What Do I Read Next?
Euripides's Phaedra and Jean Racine's seventeenth-century version of it, Phedre, portray a woman who immorally falls in love with her step-son and in retaliation against his rebuff claims that he tried to dishonor her. The works examine similar moral ground to that examined in Medea.
Toni Morrison's moving novel Beloved (1987) revolves around a historical incident of infanticide performed by a slave mother who is moved to this tragic act by the horrors of slavery—she murders her child to remove it from the life of toil, shame, and pain that she has led. Her act haunts characters through several generations of her family.
In Shakespeare's Macbeth (c. 1605) Lady Macbeth pushes her husband to commit murder and then goes mad from the guilty thoughts that plague her.
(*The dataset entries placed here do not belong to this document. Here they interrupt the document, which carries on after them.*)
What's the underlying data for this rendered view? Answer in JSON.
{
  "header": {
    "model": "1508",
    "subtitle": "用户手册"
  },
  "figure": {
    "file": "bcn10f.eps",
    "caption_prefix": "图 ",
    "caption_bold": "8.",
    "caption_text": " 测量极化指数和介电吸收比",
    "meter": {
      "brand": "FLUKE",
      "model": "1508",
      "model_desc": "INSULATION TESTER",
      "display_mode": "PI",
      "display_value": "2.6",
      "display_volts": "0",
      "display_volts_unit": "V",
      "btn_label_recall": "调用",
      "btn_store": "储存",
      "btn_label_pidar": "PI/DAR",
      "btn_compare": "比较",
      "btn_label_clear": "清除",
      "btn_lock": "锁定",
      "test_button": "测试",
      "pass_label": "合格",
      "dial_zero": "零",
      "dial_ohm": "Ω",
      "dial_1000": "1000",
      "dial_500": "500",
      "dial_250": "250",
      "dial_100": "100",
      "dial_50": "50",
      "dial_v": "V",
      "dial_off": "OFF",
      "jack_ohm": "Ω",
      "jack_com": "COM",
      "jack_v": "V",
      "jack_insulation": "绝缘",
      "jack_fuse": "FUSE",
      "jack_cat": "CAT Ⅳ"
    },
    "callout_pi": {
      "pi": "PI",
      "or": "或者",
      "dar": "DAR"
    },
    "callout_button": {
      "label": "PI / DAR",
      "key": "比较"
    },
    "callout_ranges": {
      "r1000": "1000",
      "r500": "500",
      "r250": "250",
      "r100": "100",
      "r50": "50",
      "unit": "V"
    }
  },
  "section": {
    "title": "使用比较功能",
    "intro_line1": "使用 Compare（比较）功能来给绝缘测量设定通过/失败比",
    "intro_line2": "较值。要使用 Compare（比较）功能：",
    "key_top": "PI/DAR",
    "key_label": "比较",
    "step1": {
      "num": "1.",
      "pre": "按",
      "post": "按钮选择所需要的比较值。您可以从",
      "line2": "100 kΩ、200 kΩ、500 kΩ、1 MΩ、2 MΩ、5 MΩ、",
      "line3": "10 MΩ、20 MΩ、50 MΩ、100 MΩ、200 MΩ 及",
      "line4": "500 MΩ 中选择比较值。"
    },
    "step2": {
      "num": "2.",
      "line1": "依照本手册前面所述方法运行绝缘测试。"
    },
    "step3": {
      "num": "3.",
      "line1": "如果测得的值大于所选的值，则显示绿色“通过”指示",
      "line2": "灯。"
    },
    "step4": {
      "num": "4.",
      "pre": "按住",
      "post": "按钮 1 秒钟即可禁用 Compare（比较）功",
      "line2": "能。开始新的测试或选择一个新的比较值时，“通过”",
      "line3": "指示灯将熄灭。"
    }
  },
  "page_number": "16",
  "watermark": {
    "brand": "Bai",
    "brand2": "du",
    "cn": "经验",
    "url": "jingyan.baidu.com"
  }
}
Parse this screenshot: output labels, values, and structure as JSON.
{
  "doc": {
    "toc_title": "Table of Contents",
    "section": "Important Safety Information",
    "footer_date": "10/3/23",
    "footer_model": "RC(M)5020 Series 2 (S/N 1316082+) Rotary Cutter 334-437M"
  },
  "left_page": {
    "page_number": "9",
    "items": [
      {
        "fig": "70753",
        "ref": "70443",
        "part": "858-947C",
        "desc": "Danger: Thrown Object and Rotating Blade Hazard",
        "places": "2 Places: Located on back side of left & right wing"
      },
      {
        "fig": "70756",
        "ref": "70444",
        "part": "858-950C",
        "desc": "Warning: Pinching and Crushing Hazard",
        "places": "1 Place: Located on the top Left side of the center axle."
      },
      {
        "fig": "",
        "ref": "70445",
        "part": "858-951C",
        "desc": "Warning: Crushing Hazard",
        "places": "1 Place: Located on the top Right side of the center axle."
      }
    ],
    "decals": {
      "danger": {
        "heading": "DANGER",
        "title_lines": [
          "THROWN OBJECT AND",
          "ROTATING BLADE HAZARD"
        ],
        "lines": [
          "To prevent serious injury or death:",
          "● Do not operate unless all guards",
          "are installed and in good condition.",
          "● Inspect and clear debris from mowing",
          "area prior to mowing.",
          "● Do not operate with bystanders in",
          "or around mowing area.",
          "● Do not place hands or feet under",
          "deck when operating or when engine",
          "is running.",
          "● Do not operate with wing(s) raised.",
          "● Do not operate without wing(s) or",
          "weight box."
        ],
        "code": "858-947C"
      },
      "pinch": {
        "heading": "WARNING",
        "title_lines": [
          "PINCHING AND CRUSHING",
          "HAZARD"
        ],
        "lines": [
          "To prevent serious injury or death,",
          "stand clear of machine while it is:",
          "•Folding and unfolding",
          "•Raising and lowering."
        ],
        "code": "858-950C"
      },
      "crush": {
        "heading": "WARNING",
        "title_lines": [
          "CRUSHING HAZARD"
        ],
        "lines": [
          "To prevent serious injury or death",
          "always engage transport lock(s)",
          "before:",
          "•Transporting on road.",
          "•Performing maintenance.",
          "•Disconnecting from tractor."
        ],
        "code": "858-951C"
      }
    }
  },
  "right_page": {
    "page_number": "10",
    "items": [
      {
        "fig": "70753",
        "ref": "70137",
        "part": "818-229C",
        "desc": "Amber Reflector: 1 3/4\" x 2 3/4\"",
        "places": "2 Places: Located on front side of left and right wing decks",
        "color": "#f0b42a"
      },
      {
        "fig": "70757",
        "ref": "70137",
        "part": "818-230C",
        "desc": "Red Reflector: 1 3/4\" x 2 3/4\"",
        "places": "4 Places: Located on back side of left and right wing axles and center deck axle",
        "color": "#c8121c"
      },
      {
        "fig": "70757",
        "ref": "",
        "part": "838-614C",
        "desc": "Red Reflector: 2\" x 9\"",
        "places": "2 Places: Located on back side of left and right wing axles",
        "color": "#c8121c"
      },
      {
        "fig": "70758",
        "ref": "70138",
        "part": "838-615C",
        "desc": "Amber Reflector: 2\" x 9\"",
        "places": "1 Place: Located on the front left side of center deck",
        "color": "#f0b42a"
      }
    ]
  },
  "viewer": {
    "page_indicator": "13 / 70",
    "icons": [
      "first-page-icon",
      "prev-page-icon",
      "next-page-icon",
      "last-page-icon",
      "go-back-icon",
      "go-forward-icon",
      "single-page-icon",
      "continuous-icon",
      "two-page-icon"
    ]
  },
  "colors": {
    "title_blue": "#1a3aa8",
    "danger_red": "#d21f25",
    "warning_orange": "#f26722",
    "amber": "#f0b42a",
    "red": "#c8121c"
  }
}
Indirectly, her ambition is responsible for a series of murders, including some innocent children, that Macbeth commissions in his vain efforts to obscure their crime.
George Eliot's Adam Bede (1859) centers on the relationship between Adam Bede and Hetty Sorrel, who becomes pregnant by a local nobleman and abandons her baby to die.
The Lion in Winter, a 1968 film directed by Anthony Harvey and starring Katherine Hepburn as the powerful Eleanor of Acquitaine, concerns the tense interplay between her and Henry II as he chooses between her and his lover's brother for a successor to the throne. Eleanor and Henry's three sons side with her in rebelling against the unfaithful king.